Is there a module or a feature to have a listing of all external links within a drupal website? (ie. all links pointing to something else than example.com in this example.com website)? I know of the module Link Checker, and have it in use on my website, but since I'm migrating from plain HTML and PHP to drupal, there ought to be some links that won't link inside the site. Whether those links are online or not is not of a concern, Link Checker will take care of that.

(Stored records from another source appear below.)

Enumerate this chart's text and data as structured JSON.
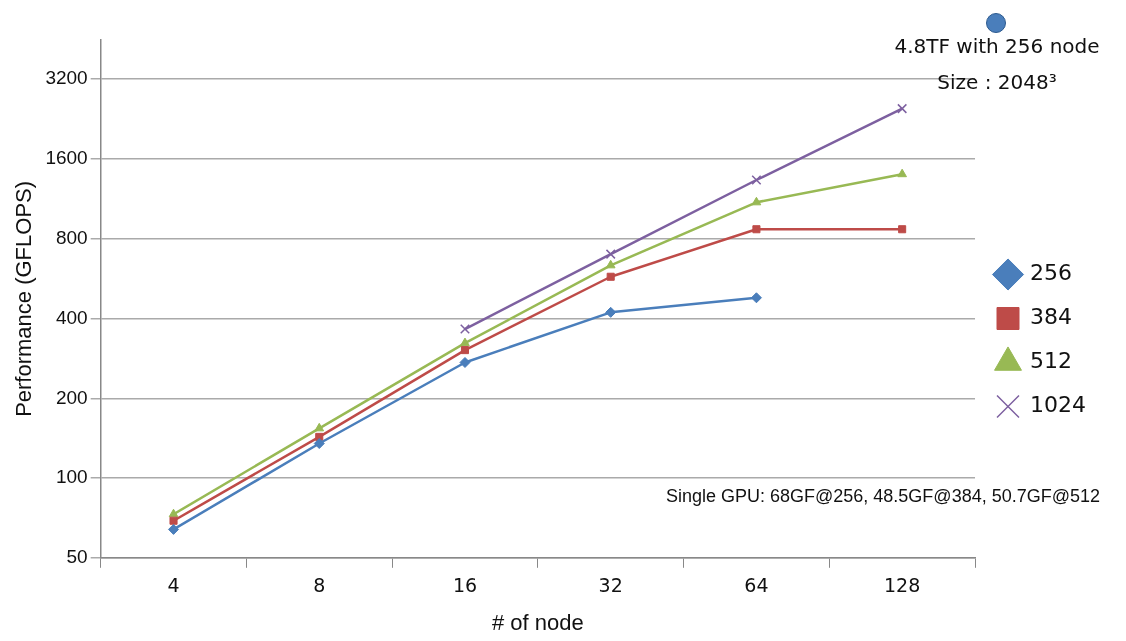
{
  "chart_data": {
    "type": "line",
    "xlabel": "# of node",
    "ylabel": "Performance (GFLOPS)",
    "categories": [
      "4",
      "8",
      "16",
      "32",
      "64",
      "128"
    ],
    "series": [
      {
        "name": "256",
        "color": "#4a7ebb",
        "marker": "diamond",
        "values": [
          64,
          135,
          273,
          422,
          479,
          null
        ]
      },
      {
        "name": "384",
        "color": "#be4b48",
        "marker": "square",
        "values": [
          69,
          143,
          304,
          575,
          869,
          869
        ]
      },
      {
        "name": "512",
        "color": "#98b954",
        "marker": "triangle",
        "values": [
          73,
          154,
          323,
          635,
          1098,
          1402
        ]
      },
      {
        "name": "1024",
        "color": "#7d60a0",
        "marker": "cross",
        "values": [
          null,
          null,
          365,
          700,
          1333,
          2479
        ]
      }
    ],
    "log": "y",
    "ylim": [
      50,
      4500
    ],
    "yticks": [
      50,
      100,
      200,
      400,
      800,
      1600,
      3200
    ],
    "grid": "y",
    "legend": "right",
    "annotations": [
      "4.8TF with 256 node",
      "Size : 2048³",
      "Single GPU: 68GF@256, 48.5GF@384, 50.7GF@512"
    ]
  }
}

So basically what I am looking for is:
link to example.com/node/217, do not list this link
link to example.com/about-us, do not list this link
link to my-old-website.com/about-us, list this link
link to google.com, list this link
Any modules that accomplish this? I'm not sure if I'm willing to code my own module just for this purpose, since the time it takes to create something like this might be more than it would take to manually hunt for all those a href's inside the node content.
-Zelgadis85
Comments
Need more requirements info
What is the requirements driving your need to only show non-site domain anchor URLs? Where are these links listed now? Will they be in your content? Sidebars? Banners? Does this need to be dynamic, or can a bot that recursively captures existing non-site domain anchor URLs fit your needs?
More info about URL links
Thanks for the fast response. The URL links are located mainly in node content, but if possible, I'd like to search through sidebars as well. Banners are of no concern on this site. Since the idea is to merge the old web site with the new one, a bot (or similar) that runs through the links once is sufficient.
Of course, the solution does not have to be a drupal module, if such tools exist on the web already. But a quick search did me no good, or maybe I was using the wrong words.
Thank you for your time.
-zelgadis85
just a link checker, then?
Use Xenu (Win) or Integrity (Mac) for link checking.

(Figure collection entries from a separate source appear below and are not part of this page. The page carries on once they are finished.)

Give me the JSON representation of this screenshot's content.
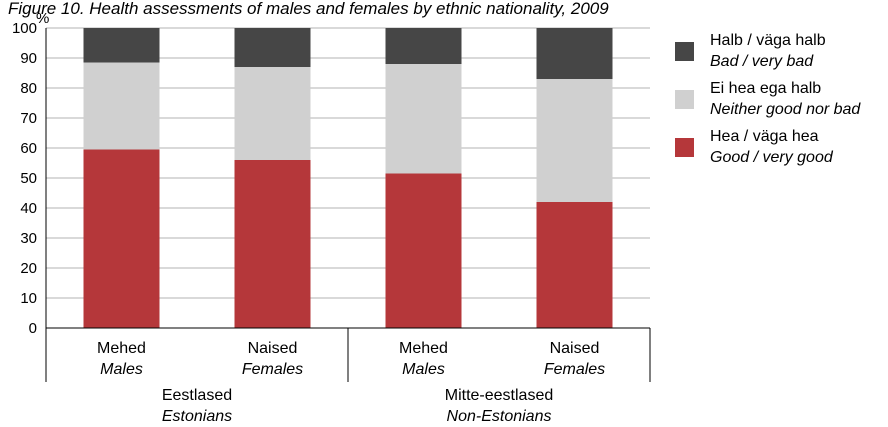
{
  "title": "Figure 10. Health assessments of males and females by ethnic nationality, 2009",
  "chart_data": {
    "type": "bar",
    "stacked": true,
    "ylabel": "%",
    "ylim": [
      0,
      100
    ],
    "yticks": [
      0,
      10,
      20,
      30,
      40,
      50,
      60,
      70,
      80,
      90,
      100
    ],
    "grid": true,
    "legend_position": "right",
    "categories": [
      {
        "label": "Mehed",
        "label_en": "Males",
        "group": 0
      },
      {
        "label": "Naised",
        "label_en": "Females",
        "group": 0
      },
      {
        "label": "Mehed",
        "label_en": "Males",
        "group": 1
      },
      {
        "label": "Naised",
        "label_en": "Females",
        "group": 1
      }
    ],
    "groups": [
      {
        "label": "Eestlased",
        "label_en": "Estonians"
      },
      {
        "label": "Mitte-eestlased",
        "label_en": "Non-Estonians"
      }
    ],
    "series": [
      {
        "name": "Hea / väga hea",
        "name_en": "Good / very good",
        "color": "#b5373a",
        "values": [
          59.5,
          56,
          51.5,
          42
        ]
      },
      {
        "name": "Ei hea ega halb",
        "name_en": "Neither good nor bad",
        "color": "#d0d0d0",
        "values": [
          29,
          31,
          36.5,
          41
        ]
      },
      {
        "name": "Halb / väga halb",
        "name_en": "Bad / very bad",
        "color": "#464646",
        "values": [
          11.5,
          13,
          12,
          17
        ]
      }
    ]
  }
}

If your old/site domain is still active, you should add an entry to your computer's hosts file to resolve/point that domain name to an IP address that the site is NOT available, thus returning a list of broken links.

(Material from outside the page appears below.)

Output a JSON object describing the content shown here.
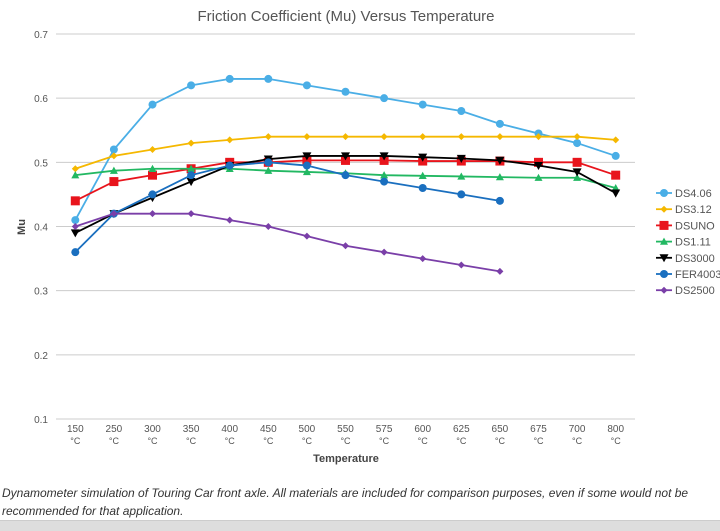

The tool wasn't that helpful... or maybe it was just user fault
Thanks for the help, Lrrr, but I could not get much valuable information using Xenu. True, it listed all links on the site, but in the end, what I was looking for is something that also reports the 'referrer' (aka the page the link was found on). If this is available using Xenu, well then I guess I'll have to dig in deeper :)
Your help is much appreciated. I'd like to solve this before Christmas, if anyhow possible.
Thank you in advance.
-zelgadis85
ctrl-b
When Xenu runs, you get a "live-updated" link list to show you "hey i'm working here". You can limit this list to show broken links only by pressing ctrl-b. When the session is done, it will ask if you'd like a report, select YES. It may ask you for FTP credentials, you don't have to give them. The FTP credentials are used (in part) to report orphan files, which may result in a bunch of false positives on a Drupal install. (a file linked from an unpublished page is an orphan, etc.)
The report opens in your default web browser. You'll get a report for whatever was checked in the "options -> preferences" menu, which should include 3 different ways of seeing the broken links.
Xenu's Link Checker: one of the best web QA tools around
I'm with Lrrr, xenu is an invaluable tool (and where I thought this discussion was going) Lrrr answers your "how-to" question. If you want to go deeper, you can always script lynx and it's traversal feature, (giving you more specific configuration and control) but xenu does exactly what you're looking for.